- Born: Gerard Thomas Hopkins October 24, 1769 Anne Arundel County, Maryland, British America
- Died: March 27, 1834 (aged 64) Baltimore, Maryland, U.S.
- Resting place: Friends Burial Ground
- Spouse: Dorothy Brooke ​(m. 1796)​
- Children: 8
- Relatives: Johns Hopkins (nephew)

= Gerard T. Hopkins =

Nineteenth century Quaker and businessman (1769-1834)

Gerard Thomas Hopkins (October 24, 1769 – March 27, 1834) was an American merchant, Quaker religious leader, and uncle to philanthropist Johns Hopkins. Gerard Thomas Hopkins was born on October 24, 1769, in Anne Arundel County, Maryland to Elizabeth Thomas and Johns Hopkins, Senior (grandfather and eponym of Johns Hopkins the philanthropist). On April 16, 1796, at the age of 26, Hopkins married Dorothy Brooke at the Sandy Spring Meeting House in Montgomery County, Maryland. The couple would go on to have eight children: Mary, Deborah, Elizabeth, Thomas, William, Gerard, Jr., Margaret, and Rachel. Eventually, they moved to Baltimore, Maryland, where Gerard opened his wholesale grocery business and became clerk of the Meeting of the Society of Friends at Baltimore for the Western Shore of Maryland and the adjacent parts of Pennsylvania and Virginia.

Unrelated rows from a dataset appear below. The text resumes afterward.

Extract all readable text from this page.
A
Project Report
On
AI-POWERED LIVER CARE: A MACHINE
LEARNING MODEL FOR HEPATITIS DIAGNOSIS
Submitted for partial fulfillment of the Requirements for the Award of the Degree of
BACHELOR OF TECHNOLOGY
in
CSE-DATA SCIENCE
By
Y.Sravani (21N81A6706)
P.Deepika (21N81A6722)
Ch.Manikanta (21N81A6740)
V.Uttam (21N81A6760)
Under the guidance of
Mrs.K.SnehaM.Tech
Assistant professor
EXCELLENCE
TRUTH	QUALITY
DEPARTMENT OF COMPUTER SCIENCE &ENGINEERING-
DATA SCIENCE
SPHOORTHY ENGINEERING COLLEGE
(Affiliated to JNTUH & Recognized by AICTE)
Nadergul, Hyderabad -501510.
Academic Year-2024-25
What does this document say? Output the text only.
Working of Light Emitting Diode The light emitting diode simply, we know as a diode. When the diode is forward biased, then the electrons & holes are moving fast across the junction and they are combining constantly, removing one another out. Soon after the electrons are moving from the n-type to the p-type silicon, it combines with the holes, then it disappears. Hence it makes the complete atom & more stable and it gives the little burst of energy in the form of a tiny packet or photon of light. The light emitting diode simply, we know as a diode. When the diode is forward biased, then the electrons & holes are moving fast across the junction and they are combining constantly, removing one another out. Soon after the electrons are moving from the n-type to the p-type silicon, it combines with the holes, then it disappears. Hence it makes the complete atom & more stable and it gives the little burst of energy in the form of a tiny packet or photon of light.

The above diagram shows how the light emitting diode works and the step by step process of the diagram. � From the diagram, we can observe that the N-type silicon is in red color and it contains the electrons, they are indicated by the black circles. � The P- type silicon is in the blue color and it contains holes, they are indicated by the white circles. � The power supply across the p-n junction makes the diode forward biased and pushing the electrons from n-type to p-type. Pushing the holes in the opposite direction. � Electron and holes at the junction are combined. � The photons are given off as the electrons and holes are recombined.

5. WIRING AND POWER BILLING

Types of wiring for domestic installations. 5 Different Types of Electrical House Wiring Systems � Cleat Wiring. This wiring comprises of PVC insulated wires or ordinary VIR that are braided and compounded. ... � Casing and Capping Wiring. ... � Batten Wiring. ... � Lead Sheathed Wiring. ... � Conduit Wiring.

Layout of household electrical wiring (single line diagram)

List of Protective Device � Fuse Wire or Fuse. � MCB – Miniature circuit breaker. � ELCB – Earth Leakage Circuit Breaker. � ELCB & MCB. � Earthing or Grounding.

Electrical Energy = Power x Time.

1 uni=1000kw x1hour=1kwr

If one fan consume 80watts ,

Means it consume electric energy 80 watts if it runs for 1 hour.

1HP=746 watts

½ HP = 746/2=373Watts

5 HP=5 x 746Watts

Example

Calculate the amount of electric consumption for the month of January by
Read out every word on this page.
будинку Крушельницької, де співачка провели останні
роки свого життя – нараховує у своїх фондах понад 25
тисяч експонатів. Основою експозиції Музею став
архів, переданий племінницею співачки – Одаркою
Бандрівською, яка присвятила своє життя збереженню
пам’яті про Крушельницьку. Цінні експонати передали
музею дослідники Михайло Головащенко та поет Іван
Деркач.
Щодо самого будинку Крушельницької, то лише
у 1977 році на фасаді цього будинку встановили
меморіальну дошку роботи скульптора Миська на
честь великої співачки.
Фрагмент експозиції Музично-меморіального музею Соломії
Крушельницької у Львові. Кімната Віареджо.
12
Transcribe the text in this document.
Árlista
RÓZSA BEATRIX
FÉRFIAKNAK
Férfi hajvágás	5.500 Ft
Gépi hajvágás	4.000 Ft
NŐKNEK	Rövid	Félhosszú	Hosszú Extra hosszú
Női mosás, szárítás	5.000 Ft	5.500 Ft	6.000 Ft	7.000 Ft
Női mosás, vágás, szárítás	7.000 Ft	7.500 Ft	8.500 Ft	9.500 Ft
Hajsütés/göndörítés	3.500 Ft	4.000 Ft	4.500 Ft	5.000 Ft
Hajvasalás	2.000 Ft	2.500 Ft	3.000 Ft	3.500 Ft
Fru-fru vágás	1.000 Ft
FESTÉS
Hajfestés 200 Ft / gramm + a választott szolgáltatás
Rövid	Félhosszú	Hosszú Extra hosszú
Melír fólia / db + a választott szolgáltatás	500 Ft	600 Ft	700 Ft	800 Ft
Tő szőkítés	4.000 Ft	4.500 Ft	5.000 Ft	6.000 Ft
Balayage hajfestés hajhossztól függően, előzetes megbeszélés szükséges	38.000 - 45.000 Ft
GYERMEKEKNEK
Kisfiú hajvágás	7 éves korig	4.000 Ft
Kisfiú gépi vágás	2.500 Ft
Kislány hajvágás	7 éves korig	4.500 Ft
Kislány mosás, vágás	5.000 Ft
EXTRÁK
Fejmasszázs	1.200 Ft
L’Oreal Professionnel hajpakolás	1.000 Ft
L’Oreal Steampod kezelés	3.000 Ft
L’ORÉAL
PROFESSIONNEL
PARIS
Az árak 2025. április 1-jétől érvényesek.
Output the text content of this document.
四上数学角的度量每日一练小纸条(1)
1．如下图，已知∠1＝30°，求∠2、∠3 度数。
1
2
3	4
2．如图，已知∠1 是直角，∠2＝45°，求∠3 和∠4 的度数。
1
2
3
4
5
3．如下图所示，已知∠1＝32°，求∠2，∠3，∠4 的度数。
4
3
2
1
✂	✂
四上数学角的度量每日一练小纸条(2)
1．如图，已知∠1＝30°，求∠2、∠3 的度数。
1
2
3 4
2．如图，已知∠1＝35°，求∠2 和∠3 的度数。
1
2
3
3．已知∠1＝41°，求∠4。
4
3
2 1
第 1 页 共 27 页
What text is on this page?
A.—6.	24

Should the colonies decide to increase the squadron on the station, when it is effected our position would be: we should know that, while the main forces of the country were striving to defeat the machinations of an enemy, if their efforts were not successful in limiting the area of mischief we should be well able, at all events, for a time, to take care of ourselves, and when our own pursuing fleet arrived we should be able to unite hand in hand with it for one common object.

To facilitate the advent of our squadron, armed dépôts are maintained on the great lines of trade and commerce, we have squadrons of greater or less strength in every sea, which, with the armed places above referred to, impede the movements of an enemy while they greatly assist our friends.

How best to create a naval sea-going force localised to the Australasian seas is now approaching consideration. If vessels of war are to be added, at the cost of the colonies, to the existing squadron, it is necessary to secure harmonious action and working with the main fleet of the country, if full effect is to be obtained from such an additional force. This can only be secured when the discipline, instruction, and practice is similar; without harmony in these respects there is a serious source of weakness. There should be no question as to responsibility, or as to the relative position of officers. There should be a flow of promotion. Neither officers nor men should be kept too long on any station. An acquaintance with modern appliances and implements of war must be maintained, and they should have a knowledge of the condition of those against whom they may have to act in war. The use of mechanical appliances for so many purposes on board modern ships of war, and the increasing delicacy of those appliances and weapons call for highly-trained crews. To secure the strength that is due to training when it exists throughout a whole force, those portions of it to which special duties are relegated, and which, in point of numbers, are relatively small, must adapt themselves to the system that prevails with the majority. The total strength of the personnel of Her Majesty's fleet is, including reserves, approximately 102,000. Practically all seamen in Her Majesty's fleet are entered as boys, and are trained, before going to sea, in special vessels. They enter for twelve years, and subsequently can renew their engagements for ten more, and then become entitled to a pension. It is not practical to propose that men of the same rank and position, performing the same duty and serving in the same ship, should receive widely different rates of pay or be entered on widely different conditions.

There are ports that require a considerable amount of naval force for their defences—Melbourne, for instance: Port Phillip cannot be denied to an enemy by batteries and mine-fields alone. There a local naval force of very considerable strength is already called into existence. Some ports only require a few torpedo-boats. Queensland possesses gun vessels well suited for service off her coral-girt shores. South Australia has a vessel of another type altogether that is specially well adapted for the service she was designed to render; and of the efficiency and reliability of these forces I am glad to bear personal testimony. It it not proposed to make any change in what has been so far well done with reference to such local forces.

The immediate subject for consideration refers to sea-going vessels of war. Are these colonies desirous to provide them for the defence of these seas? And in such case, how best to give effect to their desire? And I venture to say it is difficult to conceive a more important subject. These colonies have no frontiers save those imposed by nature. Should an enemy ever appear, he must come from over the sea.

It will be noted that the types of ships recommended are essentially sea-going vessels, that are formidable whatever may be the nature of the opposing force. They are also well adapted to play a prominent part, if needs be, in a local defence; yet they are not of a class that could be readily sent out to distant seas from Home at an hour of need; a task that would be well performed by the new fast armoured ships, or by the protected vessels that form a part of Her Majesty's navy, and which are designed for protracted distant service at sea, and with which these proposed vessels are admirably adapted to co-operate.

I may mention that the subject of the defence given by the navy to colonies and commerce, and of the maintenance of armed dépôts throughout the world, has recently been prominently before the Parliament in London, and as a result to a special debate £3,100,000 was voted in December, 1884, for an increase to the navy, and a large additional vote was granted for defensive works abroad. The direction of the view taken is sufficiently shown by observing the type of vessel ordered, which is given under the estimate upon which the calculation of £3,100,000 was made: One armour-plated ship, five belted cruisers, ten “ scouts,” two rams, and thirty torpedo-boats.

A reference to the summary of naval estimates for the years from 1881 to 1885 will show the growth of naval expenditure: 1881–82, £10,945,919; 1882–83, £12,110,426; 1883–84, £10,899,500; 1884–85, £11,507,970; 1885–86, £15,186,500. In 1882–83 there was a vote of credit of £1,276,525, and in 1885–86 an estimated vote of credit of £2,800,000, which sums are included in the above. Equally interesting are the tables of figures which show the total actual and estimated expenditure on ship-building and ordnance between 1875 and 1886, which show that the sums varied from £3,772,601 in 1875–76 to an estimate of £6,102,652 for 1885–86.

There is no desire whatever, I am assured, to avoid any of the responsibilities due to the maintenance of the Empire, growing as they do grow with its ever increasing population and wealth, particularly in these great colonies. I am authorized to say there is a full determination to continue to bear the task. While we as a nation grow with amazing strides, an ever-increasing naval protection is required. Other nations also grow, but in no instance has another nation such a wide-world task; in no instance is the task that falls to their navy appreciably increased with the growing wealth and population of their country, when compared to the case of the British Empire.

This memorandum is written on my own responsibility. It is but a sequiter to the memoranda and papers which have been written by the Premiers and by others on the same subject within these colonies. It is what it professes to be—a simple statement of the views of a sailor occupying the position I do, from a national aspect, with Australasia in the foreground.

In 1812, Gerard’s nephew Johns Hopkins, then age 17, came to work at Gerard’s business in the “counting room” of his grocery store. It is said that during this time, Gerard’s daughter, Elizabeth Hopkins, became Johns’ first love. Yet, due to the Quaker faith’s strong opposition to first-cousin marriage, the two never wed. Elizabeth was born in Baltimore, MD in February of 1802. She became a member of the Orthodox Meeting of Friends around 1833. Later dying at 88 years old on December 9th, 1890. Her death was due to a fall at her home, where she fractured her leg. Elizabeth was buried on December 11,1890.

Hopkins was a well-known anti-slavery activist and advocate for the welfare of Native Americans. In 1789, he was a founding member of the Maryland Society for Promoting the Abolition of Slavery and Relief of Free Negroes, and Others, Unlawfully Held in Bondage. In 1804, he travelled to Indiana to visit tribes in the West, and his journal of this trip was published posthumously by Martha Ellicott Tyson. In 1807, he corresponded with Thomas Jefferson about the trans-Atlantic slave trade.

Gerard T. Hopkins died on March 27, 1834, in Baltimore at the age of 64. He was buried in the Friends Burial Ground in Baltimore.